Avoid using gets(3) , it lead to some interesting issues even in the early days of the Internet due to easy buffer overflow . Use the fgets(3) instead.

Answer 3

If you're sure you're always going to have four inputs, you can use something like:

scanf("%[^,],%[^,],%[^,],%[^,]", p[0], p[1], p[2], p[3]);

if you don't know the number of inputs, you'd probably do the reading in a loop instead:

for (i=0; i<limit; i++)
    if (!scanf("%[^,],", p[i]))
        break;
if (i<limit)
    scanf("%[^\n]", p[i]);

or, if you prefer, you could write the loop like this:

for (i=0; i<limit && scanf("%[^,],", p[i]); i++)
    ;

Either way, this reads data that doesn't contain a comma followed by a comma (that is read to verify its presence) until that fails. Assuming the data is in the proper format, that will fail when there's data without a trailing comma. We then do one more read after the loop to read the remainder of the line into the last item.

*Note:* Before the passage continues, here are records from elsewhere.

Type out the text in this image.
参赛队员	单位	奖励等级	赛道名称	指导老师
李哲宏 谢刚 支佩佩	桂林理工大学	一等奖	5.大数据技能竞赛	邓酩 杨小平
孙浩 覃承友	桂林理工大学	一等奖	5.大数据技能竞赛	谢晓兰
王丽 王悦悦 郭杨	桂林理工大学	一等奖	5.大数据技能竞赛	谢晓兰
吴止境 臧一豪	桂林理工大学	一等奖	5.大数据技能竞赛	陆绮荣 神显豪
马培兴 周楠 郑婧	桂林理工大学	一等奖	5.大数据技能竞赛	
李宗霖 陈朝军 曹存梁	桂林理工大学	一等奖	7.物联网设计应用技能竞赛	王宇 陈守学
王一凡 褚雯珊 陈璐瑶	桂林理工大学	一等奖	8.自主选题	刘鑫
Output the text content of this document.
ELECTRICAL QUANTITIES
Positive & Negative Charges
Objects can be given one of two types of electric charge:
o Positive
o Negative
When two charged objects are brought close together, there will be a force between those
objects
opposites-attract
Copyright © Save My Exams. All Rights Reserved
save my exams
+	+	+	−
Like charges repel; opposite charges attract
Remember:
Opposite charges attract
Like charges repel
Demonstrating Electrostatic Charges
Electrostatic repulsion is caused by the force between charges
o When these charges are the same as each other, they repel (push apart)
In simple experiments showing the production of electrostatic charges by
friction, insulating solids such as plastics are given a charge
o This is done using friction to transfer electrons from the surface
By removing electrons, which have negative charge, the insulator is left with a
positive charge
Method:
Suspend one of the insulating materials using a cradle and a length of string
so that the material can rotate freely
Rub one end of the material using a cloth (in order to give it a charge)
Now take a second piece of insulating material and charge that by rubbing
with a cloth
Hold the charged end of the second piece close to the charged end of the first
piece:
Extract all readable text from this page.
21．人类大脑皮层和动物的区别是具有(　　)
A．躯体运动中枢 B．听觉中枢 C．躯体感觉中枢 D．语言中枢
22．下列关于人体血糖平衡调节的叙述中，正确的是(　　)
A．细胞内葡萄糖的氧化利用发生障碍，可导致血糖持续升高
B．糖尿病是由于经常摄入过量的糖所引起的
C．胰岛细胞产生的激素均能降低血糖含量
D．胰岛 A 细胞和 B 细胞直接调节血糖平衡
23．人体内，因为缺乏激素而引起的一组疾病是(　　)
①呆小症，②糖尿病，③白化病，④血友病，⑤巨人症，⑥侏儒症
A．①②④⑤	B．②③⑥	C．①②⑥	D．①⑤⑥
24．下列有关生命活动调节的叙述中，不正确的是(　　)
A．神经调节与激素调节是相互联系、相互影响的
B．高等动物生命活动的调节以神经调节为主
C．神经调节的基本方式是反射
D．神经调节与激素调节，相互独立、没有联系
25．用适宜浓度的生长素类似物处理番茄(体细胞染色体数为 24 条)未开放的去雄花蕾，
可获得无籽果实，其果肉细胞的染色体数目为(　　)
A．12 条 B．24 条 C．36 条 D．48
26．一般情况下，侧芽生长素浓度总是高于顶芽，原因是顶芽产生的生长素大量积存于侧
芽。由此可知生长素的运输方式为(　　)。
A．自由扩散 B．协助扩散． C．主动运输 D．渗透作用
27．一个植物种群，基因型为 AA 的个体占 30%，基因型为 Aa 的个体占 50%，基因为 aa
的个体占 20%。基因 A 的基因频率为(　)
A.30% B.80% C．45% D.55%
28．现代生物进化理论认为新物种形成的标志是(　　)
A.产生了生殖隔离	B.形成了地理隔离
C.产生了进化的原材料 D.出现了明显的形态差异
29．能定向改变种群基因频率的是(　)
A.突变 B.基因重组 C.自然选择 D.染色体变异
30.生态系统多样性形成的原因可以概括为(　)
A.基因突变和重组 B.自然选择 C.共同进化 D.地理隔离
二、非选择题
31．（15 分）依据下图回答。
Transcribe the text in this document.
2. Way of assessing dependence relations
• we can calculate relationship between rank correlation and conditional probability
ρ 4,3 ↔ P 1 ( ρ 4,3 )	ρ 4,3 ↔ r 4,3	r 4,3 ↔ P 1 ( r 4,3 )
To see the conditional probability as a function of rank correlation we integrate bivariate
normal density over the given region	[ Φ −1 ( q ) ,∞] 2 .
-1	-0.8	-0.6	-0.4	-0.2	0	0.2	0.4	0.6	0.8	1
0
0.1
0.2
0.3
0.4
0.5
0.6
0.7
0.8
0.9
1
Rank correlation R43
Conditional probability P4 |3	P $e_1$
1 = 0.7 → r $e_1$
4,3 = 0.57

Note that if your data can also contain a comma, something like:

(aaa,bbb),(ccc,ddd)

where the first data item should be "(aaa,bbb)" and the second "(ccc,ddd)", this would not work -- for something like that, you could rewrite the conversion for an individual input to something like: "%[^)])," to read up to the closing parenthesis, followed by a parenthesis followed by a comma.